Overall, crimes in Mott Haven were down slightly in the seven major categories the NYPD uses to gauge public safety: homicide, felony assault, burglary, grand larceny, robbery, rape and car theft. There were 1,606 crimes reported in 2012, compared with 1,681 in 2011.

The number of murders declined from 21 in 2011 to 12 in 2012. Felony assaults were also down, from 456 to 390. The number of rapes rose slightly, from 23 in 2011 to 26 last year.

McCormack attributed the fall in violent crime, in part, to three recent busts in which cops from the 40th Precinct collaborated with federal law enforcement officers in arresting over 100 members of local gangs.

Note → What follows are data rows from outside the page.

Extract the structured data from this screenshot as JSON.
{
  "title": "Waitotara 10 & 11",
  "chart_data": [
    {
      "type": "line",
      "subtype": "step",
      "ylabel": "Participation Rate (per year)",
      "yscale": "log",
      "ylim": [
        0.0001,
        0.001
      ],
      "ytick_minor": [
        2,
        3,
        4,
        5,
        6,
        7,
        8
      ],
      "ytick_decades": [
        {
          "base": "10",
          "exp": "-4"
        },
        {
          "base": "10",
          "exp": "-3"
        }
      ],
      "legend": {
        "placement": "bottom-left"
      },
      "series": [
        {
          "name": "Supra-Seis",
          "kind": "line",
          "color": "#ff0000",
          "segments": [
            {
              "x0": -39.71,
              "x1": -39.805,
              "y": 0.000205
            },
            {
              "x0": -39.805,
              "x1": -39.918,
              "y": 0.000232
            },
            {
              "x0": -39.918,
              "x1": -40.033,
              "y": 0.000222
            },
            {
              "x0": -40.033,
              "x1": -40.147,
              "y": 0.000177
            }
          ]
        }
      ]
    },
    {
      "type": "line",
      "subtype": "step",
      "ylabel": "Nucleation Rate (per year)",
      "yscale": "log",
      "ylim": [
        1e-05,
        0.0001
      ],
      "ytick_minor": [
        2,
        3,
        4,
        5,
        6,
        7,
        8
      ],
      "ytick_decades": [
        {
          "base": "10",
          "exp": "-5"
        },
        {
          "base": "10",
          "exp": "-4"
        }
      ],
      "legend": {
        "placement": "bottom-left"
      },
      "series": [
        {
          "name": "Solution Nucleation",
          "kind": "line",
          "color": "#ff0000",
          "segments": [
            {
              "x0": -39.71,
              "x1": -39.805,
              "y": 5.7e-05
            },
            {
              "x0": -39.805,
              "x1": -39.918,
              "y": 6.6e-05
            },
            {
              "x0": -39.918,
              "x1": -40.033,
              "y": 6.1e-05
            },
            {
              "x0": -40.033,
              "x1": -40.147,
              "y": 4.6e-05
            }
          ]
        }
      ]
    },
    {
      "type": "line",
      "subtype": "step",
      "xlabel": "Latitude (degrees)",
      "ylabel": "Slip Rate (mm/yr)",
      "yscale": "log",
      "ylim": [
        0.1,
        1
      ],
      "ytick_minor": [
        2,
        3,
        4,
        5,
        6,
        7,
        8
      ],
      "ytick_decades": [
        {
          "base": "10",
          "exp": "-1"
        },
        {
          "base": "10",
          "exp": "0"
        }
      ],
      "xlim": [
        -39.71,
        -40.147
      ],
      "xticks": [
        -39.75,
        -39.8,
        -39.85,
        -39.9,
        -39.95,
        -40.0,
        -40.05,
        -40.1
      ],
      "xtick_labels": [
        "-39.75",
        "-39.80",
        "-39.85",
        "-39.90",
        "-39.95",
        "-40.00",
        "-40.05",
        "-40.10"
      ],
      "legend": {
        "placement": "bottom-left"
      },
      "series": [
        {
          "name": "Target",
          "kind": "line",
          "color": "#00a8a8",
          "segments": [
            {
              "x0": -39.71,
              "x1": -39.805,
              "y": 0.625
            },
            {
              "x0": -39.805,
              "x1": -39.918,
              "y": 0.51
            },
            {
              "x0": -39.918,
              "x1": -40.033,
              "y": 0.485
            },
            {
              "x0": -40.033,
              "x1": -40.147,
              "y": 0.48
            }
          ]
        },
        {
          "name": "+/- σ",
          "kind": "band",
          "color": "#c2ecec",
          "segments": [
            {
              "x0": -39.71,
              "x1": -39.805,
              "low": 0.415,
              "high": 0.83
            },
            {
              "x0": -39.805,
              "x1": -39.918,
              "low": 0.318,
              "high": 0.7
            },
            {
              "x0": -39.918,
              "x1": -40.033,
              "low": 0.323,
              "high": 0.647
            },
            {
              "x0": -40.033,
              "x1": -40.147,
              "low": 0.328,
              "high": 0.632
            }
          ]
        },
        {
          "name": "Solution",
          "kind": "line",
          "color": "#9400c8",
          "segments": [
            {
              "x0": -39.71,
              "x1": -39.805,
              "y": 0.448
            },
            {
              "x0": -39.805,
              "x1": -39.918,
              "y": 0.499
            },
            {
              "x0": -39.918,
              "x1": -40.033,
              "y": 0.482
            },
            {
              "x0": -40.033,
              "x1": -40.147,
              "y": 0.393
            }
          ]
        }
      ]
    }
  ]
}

“When I came to the precinct, I promised to get rid of the violence,” said McCormack who took command of the Alexander Street stationhouse in September 2011.

“In 2012 we had three federal takedowns. That’s incredible,” he said. “People pray to get one every couple of years.”

Robberies, however, shot up from 397 in 2011 to 478, and grand larcenies rose from 412 to 469. NYPD classifies non-violent theft of over $1,000 or more of cash or merchandise as grand larceny.

A spate of phone thefts was he reason for the increase in those two categories, many of which were committed by 14- 20-year-old men, McCormack said, adding many such incidents occur on the premises of local public housing developments. Mott Haven Houses and the Patterson Houses have been particularly hard hit with youth robberies, he explained, and vowed to deploy more officers to those complexes in 2013.

Officers issued more summonses than in the past five years, McCormack added, and predicted a further drop in crime thanks in part to 31 new rookie cops who were recently assigned to the precinct.

“My guys are doing a lot more than they have in the past,” he said.